ФИЛОСОФ: В свою очередь, позволь спросить тебя: почему ты так твердо уверен, что люди не могут меняться?

ЮНОША: Вот почему. У меня есть друг, который несколько лет провел взаперти в своей комнате. Он хочет выходить на улицу и даже, по возможности, найти себе работу. Он хочет изменить свою жизнь. Я его друг, но могу утверждать совершенно объективно: он очень серьезный человек, который мог бы принести пользу обществу. Но он боится выходить из комнаты. Если он оказывается на улице, у него начинается учащенное сердцебиение, дрожат руки и ноги. Думаю, это нечто вроде панического невроза. Он хочет измениться, но не может.

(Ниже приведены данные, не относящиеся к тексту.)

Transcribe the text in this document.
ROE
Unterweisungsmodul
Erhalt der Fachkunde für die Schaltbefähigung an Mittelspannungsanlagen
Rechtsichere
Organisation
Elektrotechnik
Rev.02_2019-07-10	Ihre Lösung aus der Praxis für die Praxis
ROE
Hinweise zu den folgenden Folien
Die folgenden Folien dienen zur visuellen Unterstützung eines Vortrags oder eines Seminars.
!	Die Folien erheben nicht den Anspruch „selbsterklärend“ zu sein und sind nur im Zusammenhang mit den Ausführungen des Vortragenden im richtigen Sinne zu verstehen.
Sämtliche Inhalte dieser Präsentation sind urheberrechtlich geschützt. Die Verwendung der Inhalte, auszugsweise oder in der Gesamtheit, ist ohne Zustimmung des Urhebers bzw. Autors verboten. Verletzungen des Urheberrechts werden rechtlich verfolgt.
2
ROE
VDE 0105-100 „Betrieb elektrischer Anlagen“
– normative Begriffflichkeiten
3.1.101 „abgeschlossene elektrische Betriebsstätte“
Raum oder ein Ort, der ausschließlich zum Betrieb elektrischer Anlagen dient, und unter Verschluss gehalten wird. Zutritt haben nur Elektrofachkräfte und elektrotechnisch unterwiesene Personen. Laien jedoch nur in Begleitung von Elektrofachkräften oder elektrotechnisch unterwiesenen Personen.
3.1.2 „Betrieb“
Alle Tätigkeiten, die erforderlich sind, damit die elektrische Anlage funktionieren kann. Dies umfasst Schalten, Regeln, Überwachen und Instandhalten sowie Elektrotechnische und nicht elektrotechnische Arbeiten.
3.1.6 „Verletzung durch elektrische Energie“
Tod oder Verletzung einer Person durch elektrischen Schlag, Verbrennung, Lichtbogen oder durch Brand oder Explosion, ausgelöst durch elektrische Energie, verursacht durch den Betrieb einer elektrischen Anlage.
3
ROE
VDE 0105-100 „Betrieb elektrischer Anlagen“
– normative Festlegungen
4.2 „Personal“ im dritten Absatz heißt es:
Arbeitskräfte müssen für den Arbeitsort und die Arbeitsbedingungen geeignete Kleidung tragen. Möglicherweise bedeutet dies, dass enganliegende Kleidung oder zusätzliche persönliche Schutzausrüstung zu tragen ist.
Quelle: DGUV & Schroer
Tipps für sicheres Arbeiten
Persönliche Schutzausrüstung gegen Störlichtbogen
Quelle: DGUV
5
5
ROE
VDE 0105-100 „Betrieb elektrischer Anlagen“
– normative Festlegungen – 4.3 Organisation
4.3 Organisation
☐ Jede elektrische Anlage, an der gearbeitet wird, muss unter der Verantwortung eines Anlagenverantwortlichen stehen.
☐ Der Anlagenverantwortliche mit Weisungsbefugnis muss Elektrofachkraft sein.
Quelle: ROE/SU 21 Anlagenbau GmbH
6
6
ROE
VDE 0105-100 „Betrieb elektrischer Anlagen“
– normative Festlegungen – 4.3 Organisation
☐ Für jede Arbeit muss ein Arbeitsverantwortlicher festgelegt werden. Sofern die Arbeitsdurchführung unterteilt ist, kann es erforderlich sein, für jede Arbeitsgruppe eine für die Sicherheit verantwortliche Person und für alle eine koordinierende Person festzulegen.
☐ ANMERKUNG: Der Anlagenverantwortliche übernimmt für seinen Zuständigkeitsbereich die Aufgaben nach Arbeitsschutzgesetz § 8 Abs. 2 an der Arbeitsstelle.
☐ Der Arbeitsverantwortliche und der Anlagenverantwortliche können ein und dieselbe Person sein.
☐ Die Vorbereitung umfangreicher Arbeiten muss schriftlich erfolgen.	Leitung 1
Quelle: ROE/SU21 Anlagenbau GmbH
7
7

ФИЛОСОФ: Как ты думаешь, в чем причина такого состояния?

ЮНОША: Я точно не знаю. Возможно, дело в его отношениях с родителями, а может быть, его травили в школе или на работе. Он мог пережить какую-то психологическую травму. Но возможно и обратное: его слишком баловали и лелеяли в детстве, и теперь он неспособен вынести столкновения с действительностью. Но я не могу совать нос в его прошлое или семейную ситуацию.

ФИЛОСОФ: Значит, ты говоришь, что в прошлом у твоего друга были инциденты, которые стали причиной душевной травмы, и теперь он не может выходить на улицу?

ЮНОША: Конечно. Это следствие, но должна быть какая-то причина. Тут нет ничего загадочного.

ФИЛОСОФ: Тогда, возможно, причина его расстройства кроется в домашней обстановке его детства. Родители жестоко обращались с ним, и он достиг зрелости, так и не узнав любви. Поэтому он боится взаимодействовать с людьми и не может выходить на улицу. Звучит правдоподобно, не так ли?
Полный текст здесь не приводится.